Welcome to the site.

I don't know if I have an answer, but we struggle for the big ones when the sun is out and is high. It seems when it tucks behind a cloud for even a small amount of time the fish turn back on.

We have gone deep with better success when the sun is high and it's warm out, and that tends to be a little better.

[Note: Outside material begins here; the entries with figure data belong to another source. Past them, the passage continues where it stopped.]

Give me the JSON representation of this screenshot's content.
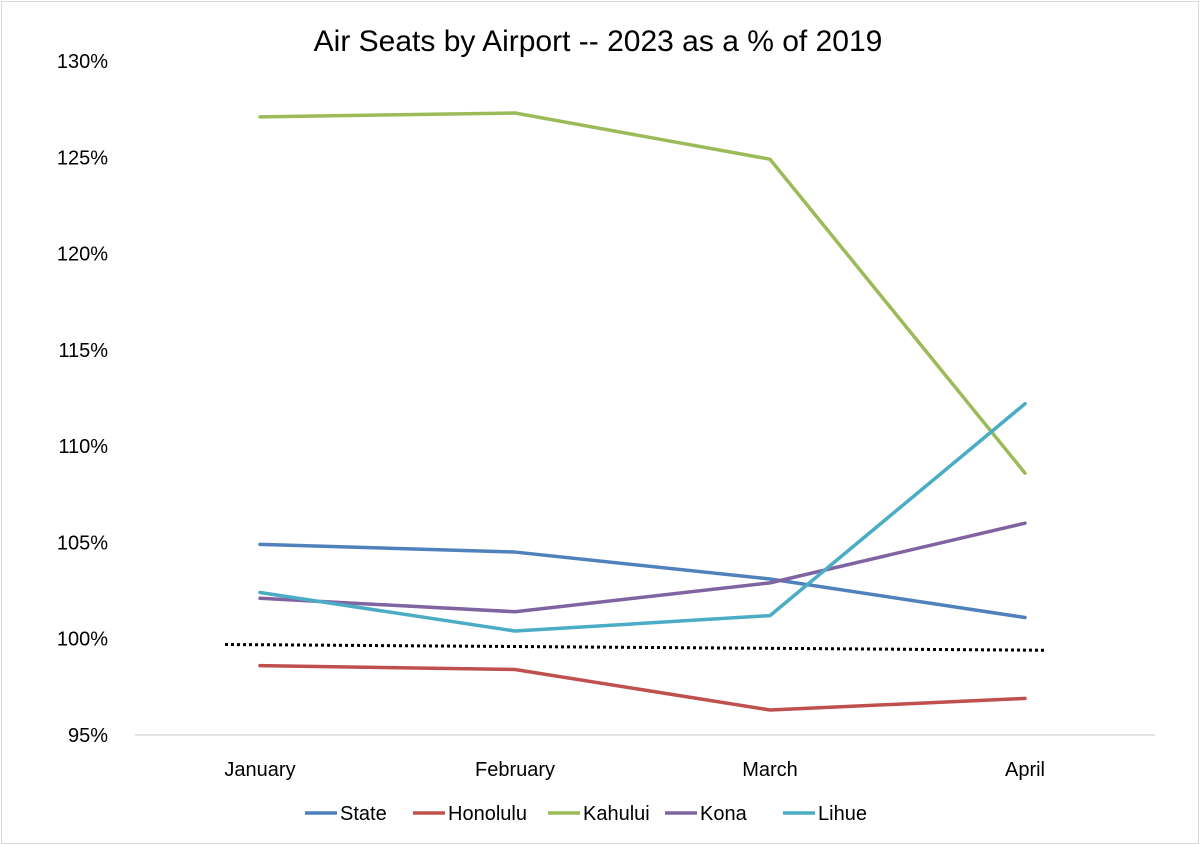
{
  "chart_data": {
    "type": "line",
    "title": "Air Seats by Airport -- 2023 as a % of 2019",
    "xlabel": "",
    "ylabel": "",
    "categories": [
      "January",
      "February",
      "March",
      "April"
    ],
    "ylim": [
      95,
      130
    ],
    "yticks": [
      95,
      100,
      105,
      110,
      115,
      120,
      125,
      130
    ],
    "ytick_labels": [
      "95%",
      "100%",
      "105%",
      "110%",
      "115%",
      "120%",
      "125%",
      "130%"
    ],
    "grid": false,
    "legend_position": "bottom",
    "series": [
      {
        "name": "State",
        "color": "#4f81bd",
        "values": [
          104.9,
          104.5,
          103.1,
          101.1
        ]
      },
      {
        "name": "Honolulu",
        "color": "#c0504d",
        "values": [
          98.6,
          98.4,
          96.3,
          96.9
        ]
      },
      {
        "name": "Kahului",
        "color": "#9bbb59",
        "values": [
          127.1,
          127.3,
          124.9,
          108.6
        ]
      },
      {
        "name": "Kona",
        "color": "#8064a2",
        "values": [
          102.1,
          101.4,
          102.9,
          106.0
        ]
      },
      {
        "name": "Lihue",
        "color": "#4bacc6",
        "values": [
          102.4,
          100.4,
          101.2,
          112.2
        ]
      }
    ],
    "reference_line": {
      "style": "dotted",
      "color": "#000000",
      "start_value": 99.7,
      "end_value": 99.4
    }
  }
}
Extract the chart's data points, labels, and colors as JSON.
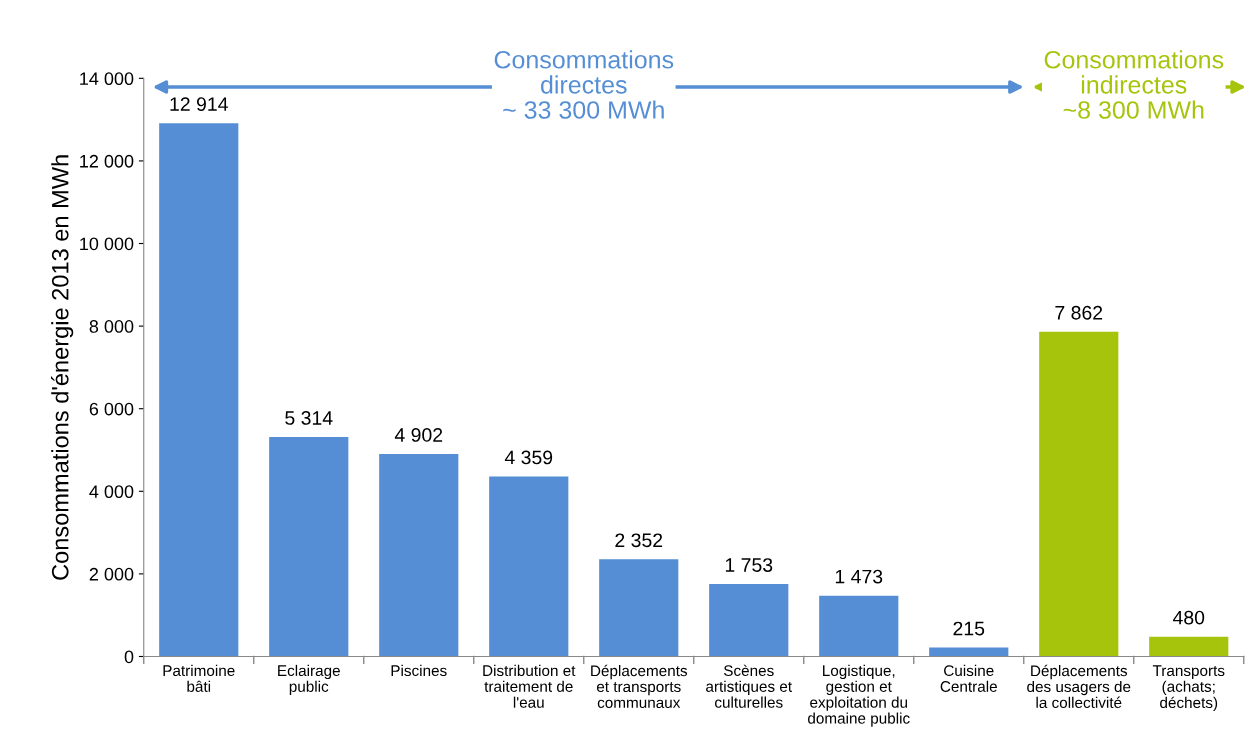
{
  "chart_data": {
    "type": "bar",
    "categories": [
      "Patrimoine\nbâti",
      "Eclairage\npublic",
      "Piscines",
      "Distribution et\ntraitement de\nl'eau",
      "Déplacements\net transports\ncommunaux",
      "Scènes\nartistiques et\nculturelles",
      "Logistique,\ngestion et\nexploitation du\ndomaine public",
      "Cuisine\nCentrale",
      "Déplacements\ndes usagers de\nla collectivité",
      "Transports\n(achats;\ndéchets)"
    ],
    "values": [
      12914,
      5314,
      4902,
      4359,
      2352,
      1753,
      1473,
      215,
      7862,
      480
    ],
    "value_labels": [
      "12 914",
      "5 314",
      "4 902",
      "4 359",
      "2 352",
      "1 753",
      "1 473",
      "215",
      "7 862",
      "480"
    ],
    "colors": [
      "#558ed5",
      "#558ed5",
      "#558ed5",
      "#558ed5",
      "#558ed5",
      "#558ed5",
      "#558ed5",
      "#558ed5",
      "#a6c40c",
      "#a6c40c"
    ],
    "ylabel": "Consommations d'énergie 2013 en MWh",
    "ylim": [
      0,
      14000
    ],
    "yticks": [
      0,
      {
        "value": 2000,
        "label": "2 000"
      },
      {
        "value": 4000,
        "label": "4 000"
      },
      {
        "value": 6000,
        "label": "6 000"
      },
      {
        "value": 8000,
        "label": "8 000"
      },
      {
        "value": 10000,
        "label": "10 000"
      },
      {
        "value": 12000,
        "label": "12 000"
      },
      {
        "value": 14000,
        "label": "14 000"
      }
    ],
    "annotations": [
      "Consommations\ndirectes\n~ 33 300 MWh",
      "Consommations\nindirectes\n~8 300 MWh"
    ],
    "grid": false,
    "legend": false
  }
}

We usually troll in 18'-25' of water with deep diving baits. I like to keep moving to find the fish that might be in the feeding mood.

Good luck


----------



## Fossilman (Mar 12, 2006)

For one thing they are lazy(when huge)...So they just wait till something goes right by their nose's,then strike.


----------



## Invector (Jan 13, 2006)

Large pike avoid warm water...I mean if they could 50 degrees is the warmest they would ever see. Around here as things warm the fish turn on then drop off and only return to the shallows to feed then leave again. Musky on the other hand like the warmer water and can be found shallow all year long while feeding or sunning. Warm water speeds up the Esocidae's metabolic rate and when it comes to pike they end up not being able to feed enough to grow properly or to maintian proper body weight. A few years back on Pipstem some guy landed a 52" pike that only was 14 lbs. That fish should have been close to or over 30lbs. So when it comes to water warming and warm days BIG pike tend to move to the deapest parts possible and they tend just to sit there, as if pouting. Wind, rain, cooler weather can and sometimes does put big pike on a feeding binge. But remember this...big pike will school in shallow water if there is a spring. I happend to find such a underwater spring one hot (one day the temp hit 100) day in july and over the two days nabbed 15 pike from 32 being the smallest to 45" being the biggest. We were in only 5-7 ft of water when we found them.


----------



## shawnk (Jun 11, 2006)

My best action on those dismal days is fishing mid water humps with deep water all around. My mid water humps are usually 8-3 foot with 25+ feet of water on all sides. Nice humps for me have been around 1-4 acres with some vegitation on them. The pike I have caught hang on the points in 10-15 feet of water. Troll troll troll around the hump. Great if you ahve a mice Motor Guide series electic motor that can keep you on a certain depth but, I don't have one as they cost $2k+ Good if you have a GPS with a lake map. That can keep you close. If your weeds are starting at 15 feet, try sticking to 16-18 feet while trolling a lure that goes to about 10-12. Good guides out there for lure depths. My favorite is "Muskiemike's Trolling Secrets" Has all the big 6 inch plus lures in it with trolling depths using specific line and feet out from the boat.

Good luck!


----------



## djleye (Nov 14, 2002)

Would it make more sense to sit on the hump and cast out away from it......I am no expert but it seems that would be less boat action to disturb the fish. :huh:


----------



## shawnk (Jun 11, 2006)

djleye said:


> Would it make more sense to sit on the hump and cast out away from it......I am no expert but it seems that would be less boat action to disturb the fish. :huh:


Pike and muskies don't seem to care about boats. Also, you want to cover as much water as you can. Sitting does not allow a large area to be worked well. If you have a good electric motor (24v) go slow and work the area from the shallow or deep side. I like working from the deep so I can let my lure fall as I bring it in or if I use a deep diver I can run it down along the drop. Otherwise, I pick a good depth and troll.

Just my opinion,
SK


----------